Auch Grassl sieht dafür keine Notwendigkeit und schließt sich Fischer an: „Man sollte Pädophile nicht vorverurteilen. Denn die meisten sexuellen Übergriffe auf Kinder werden von Personen verübt, die primär überhaupt nicht sexuell an Kindern interessiert sind.“ Das mag überraschen.
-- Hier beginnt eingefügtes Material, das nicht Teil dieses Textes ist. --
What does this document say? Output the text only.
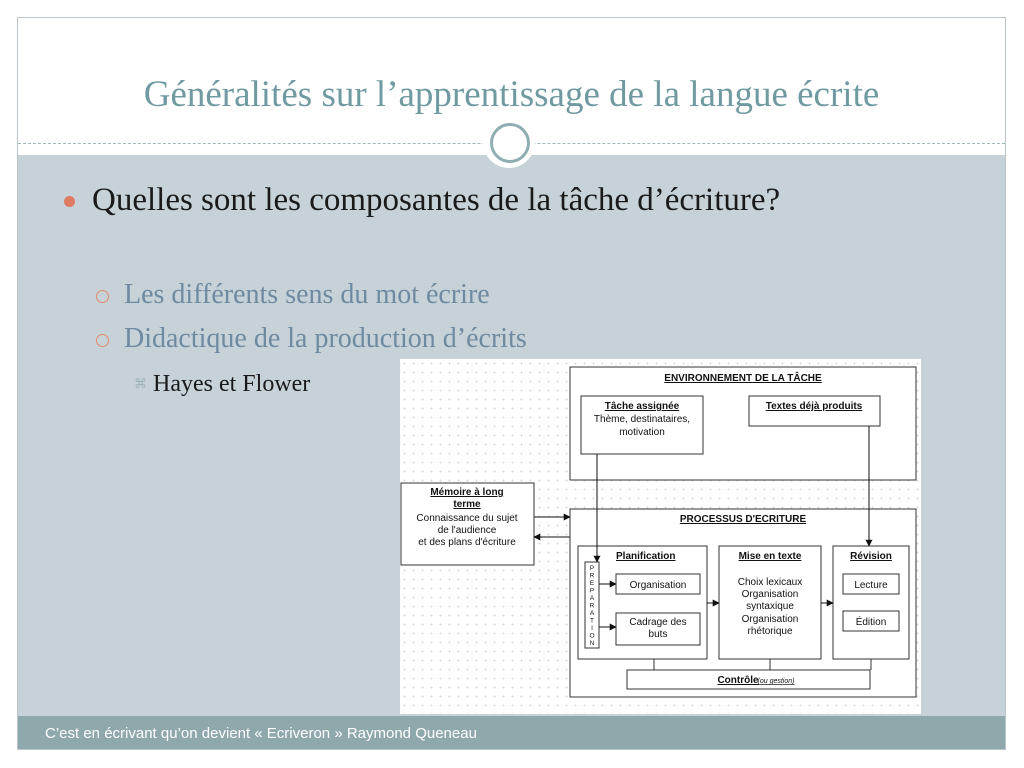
Généralités sur l’apprentissage de la langue écrite
Quelles sont les composantes de la tâche d’écriture?
Les différents sens du mot écrire
Didactique de la production d’écrits
⌘ Hayes et Flower	ENVIRONNEMENT DE LA TÂCHE
Tâche assignée
Thème, destinataires,
motivation
Textes déjà produits
Mémoire à long
terme
Connaissance du sujet
de l'audience
et des plans d'écriture
PROCESSUS D'ECRITURE
Planification
P
R
E
P
A
R
A
T
I
O
N
Organisation
Cadrage des
buts
Mise en texte
Choix lexicaux
Organisation
syntaxique
Organisation
rhétorique
Révision
Lecture
Édition
Contrôle
(ou gestion)
C’est en écrivant qu’on devient « Ecriveron » Raymond Queneau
Dennoch die meisten Experten der Fachtagung davon überzeugt.

Doch inwiefern kann eine Plattform dann Kinder auch wirklich vor Missbrauch schützen, wenn die Haupttätergruppe – Männer mit anderen psychischen Problemen – gar nicht angesprochen wird?

„Wir betreuen bei der Ambulanz für Sexual- und Gewaltstraftäter derzeit 71 verurteilte Männer, die sich an Kindern vergangen haben. Bei den meisten waren psychische Probleme abseits von Pädophilie für die Taten ausschlaggebend“, sagt Grassl. Sie hofft, dass sich auch Männer auf der Plattform melden, deren Hang zu sexueller Gewalt nichts mit pädophiler Veranlagung zu tun hat.

Das Projekt „Leg los“ wird zunächst nur in Baden-Württemberg beworben. Sollte der Andrang entsprechend groß sein, könnte die Idee allerdings Schule machen. Anonyme Beratungsportale gibt es im Internet einige – jedoch noch nicht für Pädophile. Grassl und ihr Team, so schätzt sie, könnten etwa 100 Betroffene therapeutisch versorgen. Das wäre zumindest ein Anfang, um Menschen mit dunklen Geheimnissen Ansprechpartner zu bieten.